The key findings from the evaluation phase highlighted that the expert system effectively reduced diagnostic errors, streamlined treatment protocols, and improved patient outcomes. By automating the classification of disease progression and response to treatment, the system not only accelerated the decision-making process but also mitigated the risk of human error. This enhanced both the efficiency and effectiveness of clinical workflows, offering a robust tool for nephrologists managing FSGS.
Despite these advancements, several challenges remain. The system’s reliance on standardized, high-quality data underscores the necessity for continuous data curation and validation. Furthermore, the predefined thresholds used for classification must be periodically updated to align with the latest clinical research and evolving biomarkers. The system’s performance is also contingent on the availability and accuracy of clinical data inputs, which may vary across healthcare settings. Future work will focus on the following key areas:
Dataset expansion and heterogeneity: To further enhance the generalizability of the system, it is crucial to integrate larger and more diverse datasets, including multi-center clinical data. This will ensure that the system can adapt to the wide variability found in real-world patient populations and medical practices.
AI-driven real-time decision support: A more integrated approach with electronic health records (EHRs) is essential to enable real-time data analysis and predictive decision support. This integration will facilitate the seamless flow of clinical information and enhance the system’s responsiveness to dynamic patient conditions.
Advanced predictive modeling with deep learning: the current ensemble learning models demonstrated promising results; however, further exploration into deep learning techniques, such as Convolutional Neural Networks (CNNs) or Recurrent Neural Networks (RNNs), could improve the system’s ability to detect subtle patterns and make predictions for more complex cases of FSGS, especially in rare or atypical forms of the disease.

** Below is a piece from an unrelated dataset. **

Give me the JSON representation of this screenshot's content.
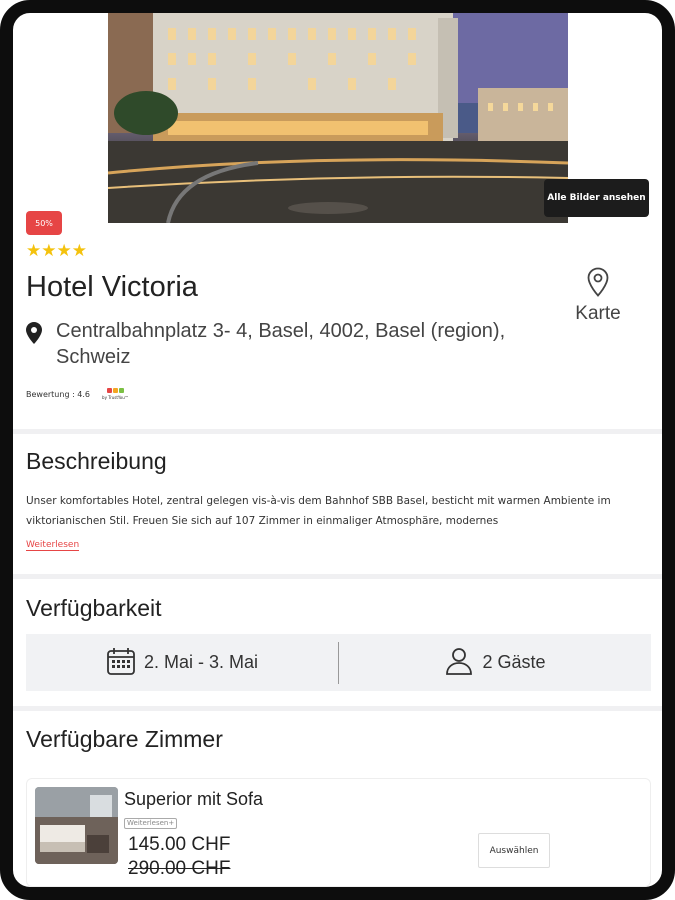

Automated model training and updating: Implementing continuous learning protocols will allow the system to autonomously update its models based on new patient data, enhancing its adaptability and predictive capabilities. This will further optimize treatment strategies and improve the system’s long-term accuracy.
Ethical and regulatory compliance: Given the potential of AI and ML to impact clinical decision-making, it is imperative to ensure that the system adheres to ethical guidelines and regulatory standards, particularly concerning data privacy, transparency, and bias mitigation. Addressing these aspects will ensure that the system can be deployed in clinical practice without compromising patient safety or care quality.
Clinical validation and prospective trials: To validate the clinical utility of the expert system, prospective randomized trials are required. These trials will assess the system’s impact on patient outcomes, treatment efficacy, and healthcare resource utilization, providing empirical evidence of its effectiveness in real-world settings.
In conclusion, the integration of ML in the management of FSGS represents a transformative shift in nephrology. By automating critical aspects of the diagnostic and treatment process, the proposed expert system offers a promising tool to enhance clinical decision-making, personalize patient care, and ultimately improve health outcomes. Continued research, model refinement, and clinical validation will be essential to fully realize the potential of AI-driven decision support in nephrology.